Addabbo indicated that he continues to receive updates on the virus and how it’s tracking in Queens, across the state, and the rest of the country. According to the most recent data provided to the senator, coronavirus can stay on surfaces—such as metal, glass or plastic—for as long as nine days. Coupled with an incubation period of up to 14 days, teachers and students alike must be consistent with protective hygienic measures and habits, Addabbo noted.

The main thing teachers should do is discuss the importance of students washing their hands with soap and water and to cover their coughs and sneezes in their elbow or into a tissue, as this is the best way to prevent the spread of the virus, the senator said. Teachers should also be disinfecting all devices and equipment used by students, especially shared equipment like calculators, musical instruments, whiteboards, markers, gym equipment, mats and other surfaces after every period.

“I want to urge the NYC Department of Education and our private-school system to take precautions against the spreading of the coronavirus,” Addabbo said. “If a student or teacher is feeling ill, they should not come to school and risk infecting others. Instead, they should go to their doctor for a proper diagnosis and return to school only when feeling back to normal. It is our responsibility to take this health crisis seriously and do all that we can to prevent its spread.”
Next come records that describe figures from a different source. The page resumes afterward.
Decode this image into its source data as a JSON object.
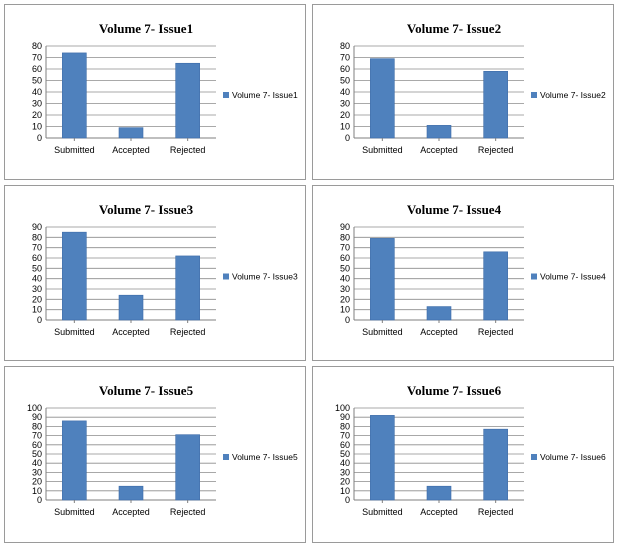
{
  "chart_data": [
    {
      "type": "bar",
      "title": "Volume 7- Issue1",
      "categories": [
        "Submitted",
        "Accepted",
        "Rejected"
      ],
      "series": [
        {
          "name": "Volume 7- Issue1",
          "values": [
            74,
            9,
            65
          ]
        }
      ],
      "ylim": [
        0,
        80
      ],
      "yticks": [
        0,
        10,
        20,
        30,
        40,
        50,
        60,
        70,
        80
      ],
      "grid": true,
      "legend": "right",
      "bar_color": "#4f81bd"
    },
    {
      "type": "bar",
      "title": "Volume 7- Issue2",
      "categories": [
        "Submitted",
        "Accepted",
        "Rejected"
      ],
      "series": [
        {
          "name": "Volume 7- Issue2",
          "values": [
            69,
            11,
            58
          ]
        }
      ],
      "ylim": [
        0,
        80
      ],
      "yticks": [
        0,
        10,
        20,
        30,
        40,
        50,
        60,
        70,
        80
      ],
      "grid": true,
      "legend": "right",
      "bar_color": "#4f81bd"
    },
    {
      "type": "bar",
      "title": "Volume 7- Issue3",
      "categories": [
        "Submitted",
        "Accepted",
        "Rejected"
      ],
      "series": [
        {
          "name": "Volume 7- Issue3",
          "values": [
            85,
            24,
            62
          ]
        }
      ],
      "ylim": [
        0,
        90
      ],
      "yticks": [
        0,
        10,
        20,
        30,
        40,
        50,
        60,
        70,
        80,
        90
      ],
      "grid": true,
      "legend": "right",
      "bar_color": "#4f81bd"
    },
    {
      "type": "bar",
      "title": "Volume 7- Issue4",
      "categories": [
        "Submitted",
        "Accepted",
        "Rejected"
      ],
      "series": [
        {
          "name": "Volume 7- Issue4",
          "values": [
            79,
            13,
            66
          ]
        }
      ],
      "ylim": [
        0,
        90
      ],
      "yticks": [
        0,
        10,
        20,
        30,
        40,
        50,
        60,
        70,
        80,
        90
      ],
      "grid": true,
      "legend": "right",
      "bar_color": "#4f81bd"
    },
    {
      "type": "bar",
      "title": "Volume 7- Issue5",
      "categories": [
        "Submitted",
        "Accepted",
        "Rejected"
      ],
      "series": [
        {
          "name": "Volume 7- Issue5",
          "values": [
            86,
            15,
            71
          ]
        }
      ],
      "ylim": [
        0,
        100
      ],
      "yticks": [
        0,
        10,
        20,
        30,
        40,
        50,
        60,
        70,
        80,
        90,
        100
      ],
      "grid": true,
      "legend": "right",
      "bar_color": "#4f81bd"
    },
    {
      "type": "bar",
      "title": "Volume 7- Issue6",
      "categories": [
        "Submitted",
        "Accepted",
        "Rejected"
      ],
      "series": [
        {
          "name": "Volume 7- Issue6",
          "values": [
            92,
            15,
            77
          ]
        }
      ],
      "ylim": [
        0,
        100
      ],
      "yticks": [
        0,
        10,
        20,
        30,
        40,
        50,
        60,
        70,
        80,
        90,
        100
      ],
      "grid": true,
      "legend": "right",
      "bar_color": "#4f81bd"
    }
  ]
}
Additionally, the senator said, schools should consider obtaining hand-sanitizing dispensers and refills for multiple common areas, including the main office, cafeteria, library, bathrooms and hallways to protect students and staff, as well as surgical masks for potential use by the kitchen and serving staff and for use by students if need be in the future.
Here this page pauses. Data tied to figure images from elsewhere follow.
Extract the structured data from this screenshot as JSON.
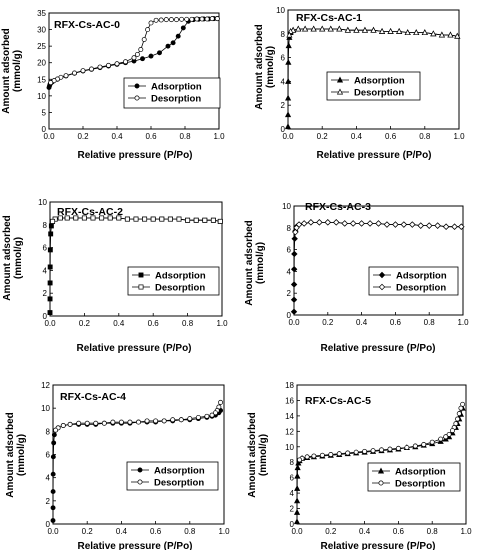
{
  "chart_data": [
    {
      "type": "line",
      "title": "RFX-Cs-AC-0",
      "xlabel": "Relative pressure (P/Po)",
      "ylabel": [
        "Amount adsorbed",
        "(mmol/g)"
      ],
      "xlim": [
        0,
        1.0
      ],
      "ylim": [
        0,
        35
      ],
      "xticks": [
        "0.0",
        "0.2",
        "0.4",
        "0.6",
        "0.8",
        "1.0"
      ],
      "yticks": [
        "0",
        "5",
        "10",
        "15",
        "20",
        "25",
        "30",
        "35"
      ],
      "legend": "bottom-right",
      "series": [
        {
          "name": "Adsorption",
          "marker": "filled-circle",
          "x": [
            0.0,
            0.003,
            0.006,
            0.01,
            0.02,
            0.05,
            0.1,
            0.15,
            0.2,
            0.25,
            0.3,
            0.35,
            0.4,
            0.45,
            0.5,
            0.55,
            0.6,
            0.65,
            0.7,
            0.73,
            0.76,
            0.79,
            0.82,
            0.85,
            0.88,
            0.91,
            0.94,
            0.97,
            0.99
          ],
          "y": [
            12.5,
            13.0,
            13.5,
            13.8,
            14.2,
            15.0,
            16.0,
            16.8,
            17.5,
            18.0,
            18.5,
            19.0,
            19.5,
            20.0,
            20.5,
            21.2,
            22.0,
            23.0,
            25.0,
            26.0,
            28.0,
            30.5,
            32.5,
            33.0,
            33.1,
            33.2,
            33.2,
            33.3,
            33.3
          ]
        },
        {
          "name": "Desorption",
          "marker": "open-circle",
          "x": [
            0.99,
            0.96,
            0.93,
            0.9,
            0.87,
            0.84,
            0.81,
            0.78,
            0.75,
            0.72,
            0.69,
            0.66,
            0.63,
            0.6,
            0.58,
            0.56,
            0.54,
            0.52,
            0.5,
            0.45,
            0.4,
            0.35,
            0.3,
            0.25,
            0.2,
            0.15,
            0.1,
            0.07,
            0.05,
            0.03,
            0.01
          ],
          "y": [
            33.3,
            33.3,
            33.2,
            33.2,
            33.2,
            33.1,
            33.1,
            33.1,
            33.0,
            33.0,
            33.0,
            32.9,
            32.8,
            32.0,
            30.0,
            27.0,
            24.0,
            22.5,
            21.5,
            20.3,
            19.7,
            19.2,
            18.7,
            18.1,
            17.6,
            16.9,
            16.1,
            15.6,
            15.1,
            14.6,
            14.0
          ]
        }
      ]
    },
    {
      "type": "line",
      "title": "RFX-Cs-AC-1",
      "xlabel": "Relative pressure (P/Po)",
      "ylabel": [
        "Amount adsorbed",
        "(mmol/g)"
      ],
      "xlim": [
        0,
        1.0
      ],
      "ylim": [
        0,
        10
      ],
      "xticks": [
        "0.0",
        "0.2",
        "0.4",
        "0.6",
        "0.8",
        "1.0"
      ],
      "yticks": [
        "0",
        "2",
        "4",
        "6",
        "8",
        "10"
      ],
      "legend": "bottom-right",
      "series": [
        {
          "name": "Adsorption",
          "marker": "filled-triangle",
          "x": [
            0.0,
            0.0003,
            0.0006,
            0.001,
            0.002,
            0.004,
            0.008,
            0.015,
            0.03,
            0.06,
            0.1,
            0.15,
            0.2,
            0.25,
            0.3,
            0.35,
            0.4,
            0.45,
            0.5,
            0.55,
            0.6,
            0.65,
            0.7,
            0.75,
            0.8,
            0.85,
            0.9,
            0.95,
            0.99
          ],
          "y": [
            0.2,
            1.2,
            2.6,
            4.0,
            5.6,
            7.0,
            7.7,
            8.1,
            8.3,
            8.4,
            8.4,
            8.4,
            8.4,
            8.4,
            8.4,
            8.3,
            8.3,
            8.3,
            8.3,
            8.2,
            8.2,
            8.2,
            8.1,
            8.1,
            8.1,
            8.0,
            7.9,
            7.9,
            7.8
          ]
        },
        {
          "name": "Desorption",
          "marker": "open-triangle",
          "x": [
            0.99,
            0.95,
            0.9,
            0.85,
            0.8,
            0.75,
            0.7,
            0.65,
            0.6,
            0.55,
            0.5,
            0.45,
            0.4,
            0.35,
            0.3,
            0.25,
            0.2,
            0.15,
            0.1,
            0.06,
            0.03,
            0.015,
            0.008
          ],
          "y": [
            7.8,
            7.9,
            7.9,
            8.0,
            8.1,
            8.1,
            8.1,
            8.2,
            8.2,
            8.2,
            8.3,
            8.3,
            8.3,
            8.3,
            8.4,
            8.4,
            8.4,
            8.4,
            8.4,
            8.4,
            8.3,
            8.2,
            7.9
          ]
        }
      ]
    },
    {
      "type": "line",
      "title": "RFX-Cs-AC-2",
      "xlabel": "Relative pressure (P/Po)",
      "ylabel": [
        "Amount adsorbed",
        "(mmol/g)"
      ],
      "xlim": [
        0,
        1.0
      ],
      "ylim": [
        0,
        10
      ],
      "xticks": [
        "0.0",
        "0.2",
        "0.4",
        "0.6",
        "0.8",
        "1.0"
      ],
      "yticks": [
        "0",
        "2",
        "4",
        "6",
        "8",
        "10"
      ],
      "legend": "bottom-right",
      "series": [
        {
          "name": "Adsorption",
          "marker": "filled-square",
          "x": [
            0.0,
            0.0003,
            0.0006,
            0.001,
            0.002,
            0.004,
            0.008,
            0.015,
            0.03,
            0.06,
            0.1,
            0.15,
            0.2,
            0.25,
            0.3,
            0.35,
            0.4,
            0.45,
            0.5,
            0.55,
            0.6,
            0.65,
            0.7,
            0.75,
            0.8,
            0.85,
            0.9,
            0.95,
            0.99
          ],
          "y": [
            0.3,
            1.5,
            2.9,
            4.3,
            5.8,
            7.2,
            7.9,
            8.3,
            8.5,
            8.6,
            8.6,
            8.6,
            8.6,
            8.6,
            8.6,
            8.6,
            8.6,
            8.5,
            8.5,
            8.5,
            8.5,
            8.5,
            8.5,
            8.5,
            8.4,
            8.4,
            8.4,
            8.4,
            8.3
          ]
        },
        {
          "name": "Desorption",
          "marker": "open-square",
          "x": [
            0.99,
            0.95,
            0.9,
            0.85,
            0.8,
            0.75,
            0.7,
            0.65,
            0.6,
            0.55,
            0.5,
            0.45,
            0.4,
            0.35,
            0.3,
            0.25,
            0.2,
            0.15,
            0.1,
            0.06,
            0.03,
            0.015
          ],
          "y": [
            8.3,
            8.4,
            8.4,
            8.4,
            8.4,
            8.5,
            8.5,
            8.5,
            8.5,
            8.5,
            8.5,
            8.5,
            8.6,
            8.6,
            8.6,
            8.6,
            8.6,
            8.6,
            8.6,
            8.6,
            8.5,
            8.3
          ]
        }
      ]
    },
    {
      "type": "line",
      "title": "RFX-Cs-AC-3",
      "xlabel": "Relative pressure (P/Po)",
      "ylabel": [
        "Amount adsorbed",
        "(mmol/g)"
      ],
      "xlim": [
        0,
        1.0
      ],
      "ylim": [
        0,
        10
      ],
      "xticks": [
        "0.0",
        "0.2",
        "0.4",
        "0.6",
        "0.8",
        "1.0"
      ],
      "yticks": [
        "0",
        "2",
        "4",
        "6",
        "8",
        "10"
      ],
      "legend": "bottom-right",
      "series": [
        {
          "name": "Adsorption",
          "marker": "filled-diamond",
          "x": [
            0.0,
            0.0003,
            0.0006,
            0.001,
            0.002,
            0.004,
            0.008,
            0.015,
            0.03,
            0.06,
            0.1,
            0.15,
            0.2,
            0.25,
            0.3,
            0.35,
            0.4,
            0.45,
            0.5,
            0.55,
            0.6,
            0.65,
            0.7,
            0.75,
            0.8,
            0.85,
            0.9,
            0.95,
            0.99
          ],
          "y": [
            0.3,
            1.4,
            2.8,
            4.2,
            5.6,
            7.0,
            7.7,
            8.1,
            8.3,
            8.4,
            8.5,
            8.5,
            8.5,
            8.5,
            8.4,
            8.4,
            8.4,
            8.4,
            8.4,
            8.3,
            8.3,
            8.3,
            8.3,
            8.2,
            8.2,
            8.2,
            8.1,
            8.1,
            8.1
          ]
        },
        {
          "name": "Desorption",
          "marker": "open-diamond",
          "x": [
            0.99,
            0.95,
            0.9,
            0.85,
            0.8,
            0.75,
            0.7,
            0.65,
            0.6,
            0.55,
            0.5,
            0.45,
            0.4,
            0.35,
            0.3,
            0.25,
            0.2,
            0.15,
            0.1,
            0.06,
            0.03,
            0.015,
            0.008
          ],
          "y": [
            8.1,
            8.1,
            8.1,
            8.2,
            8.2,
            8.2,
            8.3,
            8.3,
            8.3,
            8.3,
            8.4,
            8.4,
            8.4,
            8.4,
            8.4,
            8.5,
            8.5,
            8.5,
            8.5,
            8.4,
            8.3,
            8.0,
            7.6
          ]
        }
      ]
    },
    {
      "type": "line",
      "title": "RFX-Cs-AC-4",
      "xlabel": "Relative pressure (P/Po)",
      "ylabel": [
        "Amount adsorbed",
        "(mmol/g)"
      ],
      "xlim": [
        0,
        1.0
      ],
      "ylim": [
        0,
        12
      ],
      "xticks": [
        "0.0",
        "0.2",
        "0.4",
        "0.6",
        "0.8",
        "1.0"
      ],
      "yticks": [
        "0",
        "2",
        "4",
        "6",
        "8",
        "10",
        "12"
      ],
      "legend": "bottom-right",
      "series": [
        {
          "name": "Adsorption",
          "marker": "filled-circle",
          "x": [
            0.0,
            0.0003,
            0.0006,
            0.001,
            0.002,
            0.004,
            0.008,
            0.015,
            0.03,
            0.06,
            0.1,
            0.15,
            0.2,
            0.25,
            0.3,
            0.35,
            0.4,
            0.45,
            0.5,
            0.55,
            0.6,
            0.65,
            0.7,
            0.75,
            0.8,
            0.85,
            0.9,
            0.93,
            0.95,
            0.97,
            0.98
          ],
          "y": [
            0.3,
            1.4,
            2.8,
            4.3,
            5.8,
            7.0,
            7.7,
            8.1,
            8.3,
            8.5,
            8.6,
            8.6,
            8.6,
            8.6,
            8.7,
            8.7,
            8.7,
            8.7,
            8.8,
            8.8,
            8.8,
            8.9,
            8.9,
            9.0,
            9.0,
            9.1,
            9.2,
            9.3,
            9.4,
            9.6,
            9.8
          ]
        },
        {
          "name": "Desorption",
          "marker": "open-circle",
          "x": [
            0.98,
            0.97,
            0.96,
            0.95,
            0.93,
            0.9,
            0.85,
            0.8,
            0.75,
            0.7,
            0.65,
            0.6,
            0.55,
            0.5,
            0.45,
            0.4,
            0.35,
            0.3,
            0.25,
            0.2,
            0.15,
            0.1,
            0.06,
            0.03,
            0.015
          ],
          "y": [
            10.5,
            10.1,
            9.8,
            9.6,
            9.4,
            9.3,
            9.2,
            9.1,
            9.0,
            9.0,
            8.9,
            8.9,
            8.9,
            8.8,
            8.8,
            8.8,
            8.8,
            8.7,
            8.7,
            8.7,
            8.7,
            8.6,
            8.5,
            8.3,
            8.1
          ]
        }
      ]
    },
    {
      "type": "line",
      "title": "RFX-Cs-AC-5",
      "xlabel": "Relative pressure (P/Po)",
      "ylabel": [
        "Amount adsorbed",
        "(mmol/g)"
      ],
      "xlim": [
        0,
        1.0
      ],
      "ylim": [
        0,
        18
      ],
      "xticks": [
        "0.0",
        "0.2",
        "0.4",
        "0.6",
        "0.8",
        "1.0"
      ],
      "yticks": [
        "0",
        "2",
        "4",
        "6",
        "8",
        "10",
        "12",
        "14",
        "16",
        "18"
      ],
      "legend": "bottom-right",
      "series": [
        {
          "name": "Adsorption",
          "marker": "filled-triangle",
          "x": [
            0.0,
            0.0003,
            0.0006,
            0.001,
            0.002,
            0.004,
            0.008,
            0.015,
            0.03,
            0.06,
            0.1,
            0.15,
            0.2,
            0.25,
            0.3,
            0.35,
            0.4,
            0.45,
            0.5,
            0.55,
            0.6,
            0.65,
            0.7,
            0.75,
            0.8,
            0.85,
            0.88,
            0.9,
            0.92,
            0.94,
            0.95,
            0.96,
            0.97,
            0.98
          ],
          "y": [
            0.3,
            1.5,
            3.0,
            4.6,
            6.2,
            7.3,
            7.9,
            8.2,
            8.5,
            8.6,
            8.7,
            8.8,
            8.9,
            9.0,
            9.1,
            9.2,
            9.3,
            9.4,
            9.5,
            9.6,
            9.7,
            9.9,
            10.0,
            10.2,
            10.4,
            10.7,
            11.0,
            11.3,
            11.8,
            12.5,
            13.0,
            13.6,
            14.2,
            15.0
          ]
        },
        {
          "name": "Desorption",
          "marker": "open-circle",
          "x": [
            0.98,
            0.97,
            0.96,
            0.95,
            0.94,
            0.93,
            0.92,
            0.9,
            0.88,
            0.85,
            0.8,
            0.75,
            0.7,
            0.65,
            0.6,
            0.55,
            0.5,
            0.45,
            0.4,
            0.35,
            0.3,
            0.25,
            0.2,
            0.15,
            0.1,
            0.06,
            0.03,
            0.015
          ],
          "y": [
            15.5,
            15.0,
            14.3,
            13.6,
            13.0,
            12.5,
            12.1,
            11.6,
            11.3,
            11.0,
            10.6,
            10.3,
            10.1,
            9.9,
            9.8,
            9.7,
            9.6,
            9.5,
            9.4,
            9.3,
            9.2,
            9.1,
            9.0,
            8.9,
            8.8,
            8.7,
            8.5,
            8.3
          ]
        }
      ]
    }
  ]
}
In order to combat the outbreak, DOE is hiring an additional 85 school nurses to ensure every district school building has a full-time nurse by the end of the week; all international school trips have been cancelled for the remainder of the school year; and DOE has also sent a survey to non-public schools to help identify shortages of paper towels, soap, hand sanitizers, and medical supplies, and will distribute materials to any school experiencing shortages, the senator noted.

“We need to make sure that we are prepared for, not scared of this coronavirus,” Addabbo added. “If the public panics, it just makes matters worse as this situation continues to evolve.”